The statement added: “The strikes are expected to lead to shortages of Quorn products in supermarkets.”
Unite, meanwhile, claimed Quorn Foods had used “managers to operate the factory” during the previous strike action.
Fazia Hussain, Unite’s regional officer, said: “When our members returned to work from the first round of strikes they found chaos on the production lines. We have notified the company of our serious safety concerns. Unless they are quickly rectified, we will be calling for the Health and Safety Executive to investigate.”
Quorn Foods told Just Food: “We can confirm that during this industrial action, there has been no change to the high standards of health and safety at our Billingham manufacturing site.”
Monde Nissin has owned Quorn since 2015. In August, the publicly-listed Monde Nissin published its first-half financial results. Net sales stood at PHP37.17bn (US$633.9m), up more than 10% on a year earlier.
The company, which floated last year, booked net income of PHP4.25bn, compared to a loss of PHP640.8m the year previous.
It posted net sales from its meat-alternative division of PHP7.46bn, 0.8% lower than in the first six months of 2021. Excluding the impact of exchange rates, Monde Nissin’s meat-alternative business saw its first-half sales fall 1.8% “due to [a] challenging retail environment”, the company said. Foodservice sales were higher year-on-year.
Monde Nissin measures “core income after tax” for the business unit, which came in at a loss of PHP14m in the opening half of 2022, versus a profit of PHP431m a year earlier.
The accounts also noted that Monde Nissin’s capex on its meat-alternative division stood at PHP1.21bn in the first half of the year, versus PHP708m the year before.
The vegetarian- and vegan-foods manufacturer is one of a number of UK food suppliers that have either faced – or are set to see – industrial action.

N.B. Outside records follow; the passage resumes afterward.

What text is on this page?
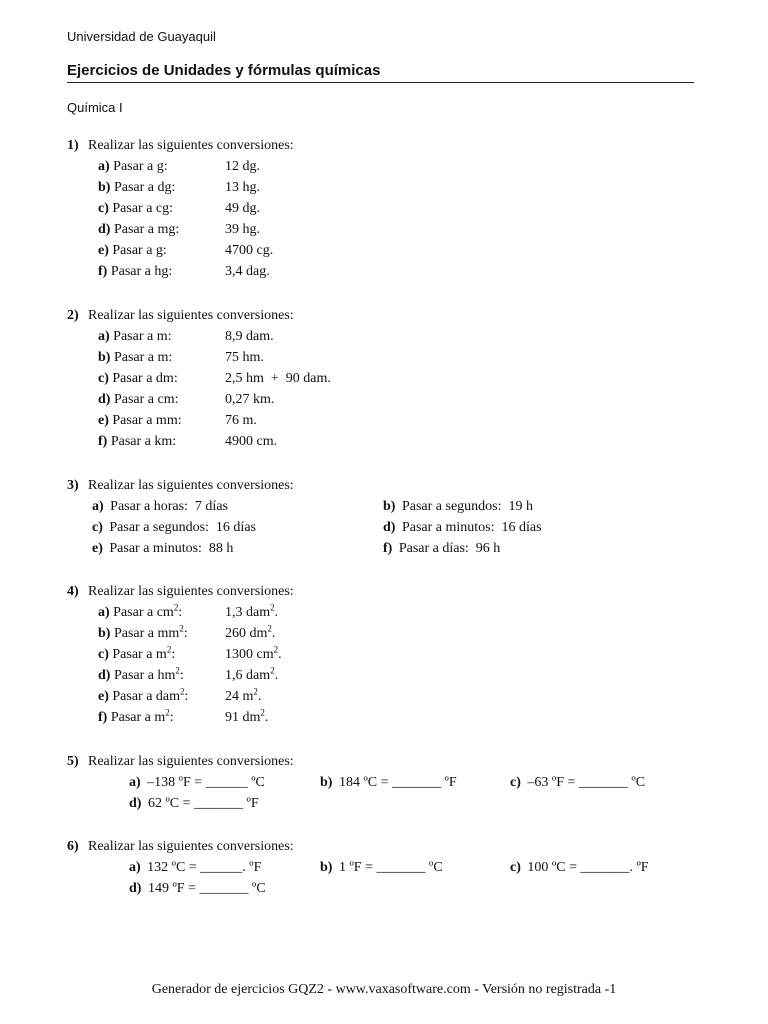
Universidad de Guayaquil
Ejercicios de Unidades y fórmulas químicas
Química I
1) Realizar las siguientes conversiones:
a) Pasar a g:	12 dg.
b) Pasar a dg:	13 hg.
c) Pasar a cg:	49 dg.
d) Pasar a mg:	39 hg.
e) Pasar a g:	4700 cg.
f) Pasar a hg:	3,4 dag.
2) Realizar las siguientes conversiones:
a) Pasar a m:	8,9 dam.
b) Pasar a m:	75 hm.
c) Pasar a dm:	2,5 hm  +  90 dam.
d) Pasar a cm:	0,27 km.
e) Pasar a mm:	76 m.
f) Pasar a km:	4900 cm.
3) Realizar las siguientes conversiones:
a) Pasar a horas:  7 días	b) Pasar a segundos:  19 h
c) Pasar a segundos:  16 días	d) Pasar a minutos:  16 días
e) Pasar a minutos:  88 h	f) Pasar a días:  96 h
4) Realizar las siguientes conversiones:
a) Pasar a $cm^2$:	1,3 dam$^2$.
b) Pasar a $mm^2$:	260 $dm^2$.
c) Pasar a $m^2$:	1300 $cm^2$.
d) Pasar a $hm^2$:	1,6 dam$^2$.
e) Pasar a dam$^2$:	24 $m^2$.
f) Pasar a $m^2$:	91 $dm^2$.
5) Realizar las siguientes conversiones:
a) –138 ºF = ______ ºC	b) 184 ºC = _______ ºF	c) –63 ºF = _______ ºC
d) 62 ºC = _______ ºF
6) Realizar las siguientes conversiones:
a) 132 ºC = ______. ºF	b) 1 ºF = _______ ºC	c) 100 ºC = _______. ºF
d) 149 ºF = _______ ºC
Generador de ejercicios GQZ2 - www.vaxasoftware.com - Versión no registrada -1
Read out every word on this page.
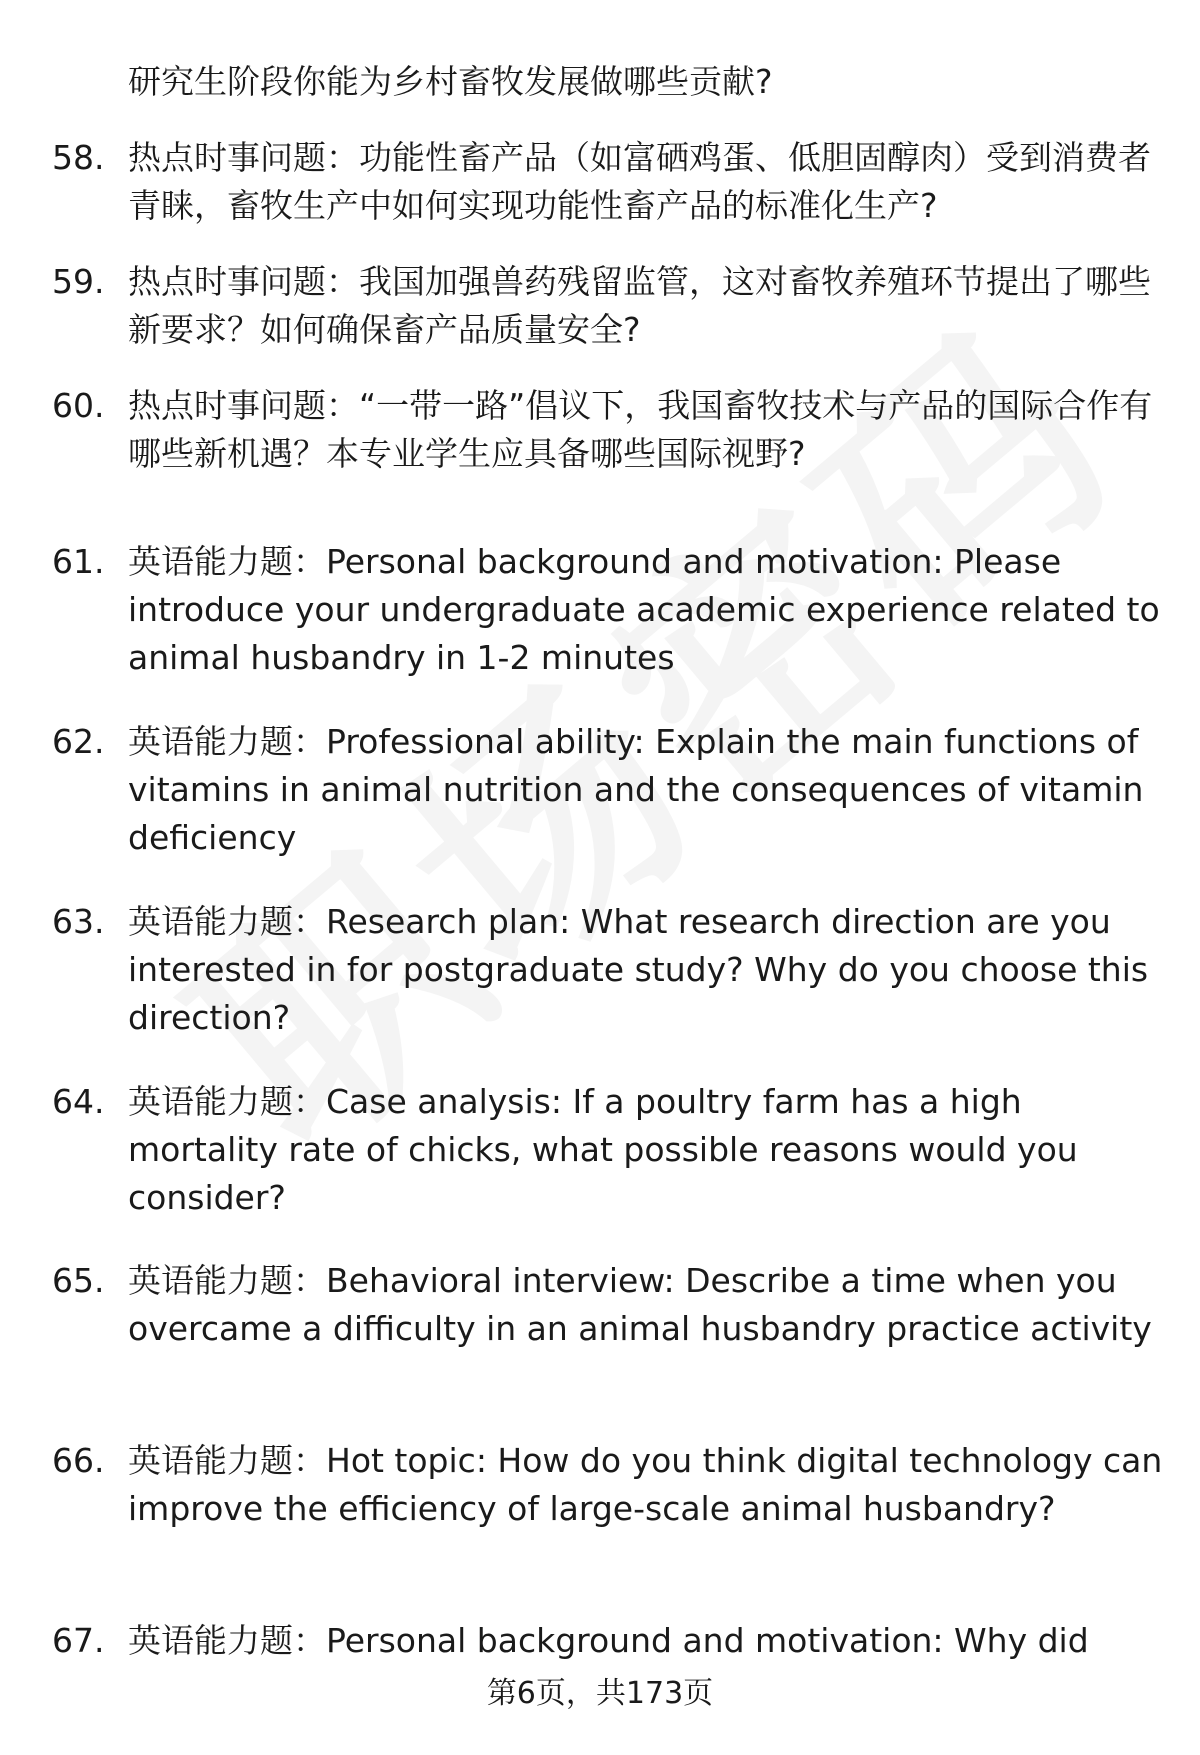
研究生阶段你能为乡村畜牧发展做哪些贡献?
58. 热点时事问题：功能性畜产品（如富硒鸡蛋、低胆固醇肉）受到消费者青睐，畜牧生产中如何实现功能性畜产品的标准化生产?
59. 热点时事问题：我国加强兽药残留监管，这对畜牧养殖环节提出了哪些新要求？如何确保畜产品质量安全?
60. 热点时事问题：“一带一路”倡议下，我国畜牧技术与产品的国际合作有哪些新机遇？本专业学生应具备哪些国际视野?
61. 英语能力题：Personal background and motivation: Please introduce your undergraduate academic experience related to animal husbandry in 1-2 minutes
62. 英语能力题：Professional ability: Explain the main functions of vitamins in animal nutrition and the consequences of vitamin deficiency
63. 英语能力题：Research plan: What research direction are you interested in for postgraduate study? Why do you choose this direction?
64. 英语能力题：Case analysis: If a poultry farm has a high mortality rate of chicks, what possible reasons would you consider?
65. 英语能力题：Behavioral interview: Describe a time when you overcame a difficulty in an animal husbandry practice activity
66. 英语能力题：Hot topic: How do you think digital technology can improve the efficiency of large-scale animal husbandry?
67. 英语能力题：Personal background and motivation: Why did
第6页，共173页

From 1 to 9 November, staff at Bakkavor’s factory in Spalding are set to walk out, again due to disagreement over pay.
Workers at Mizkan’s plant in Middleton, north of Manchester, have set out plans to strike for three days next week. Staff at the factory walked out over pay last week.
Employees at the Fox’s Biscuits factory in Batley have lined up two four-day walk-outs next month. Unite has described a pay offer as “a substantial real terms pay cut”.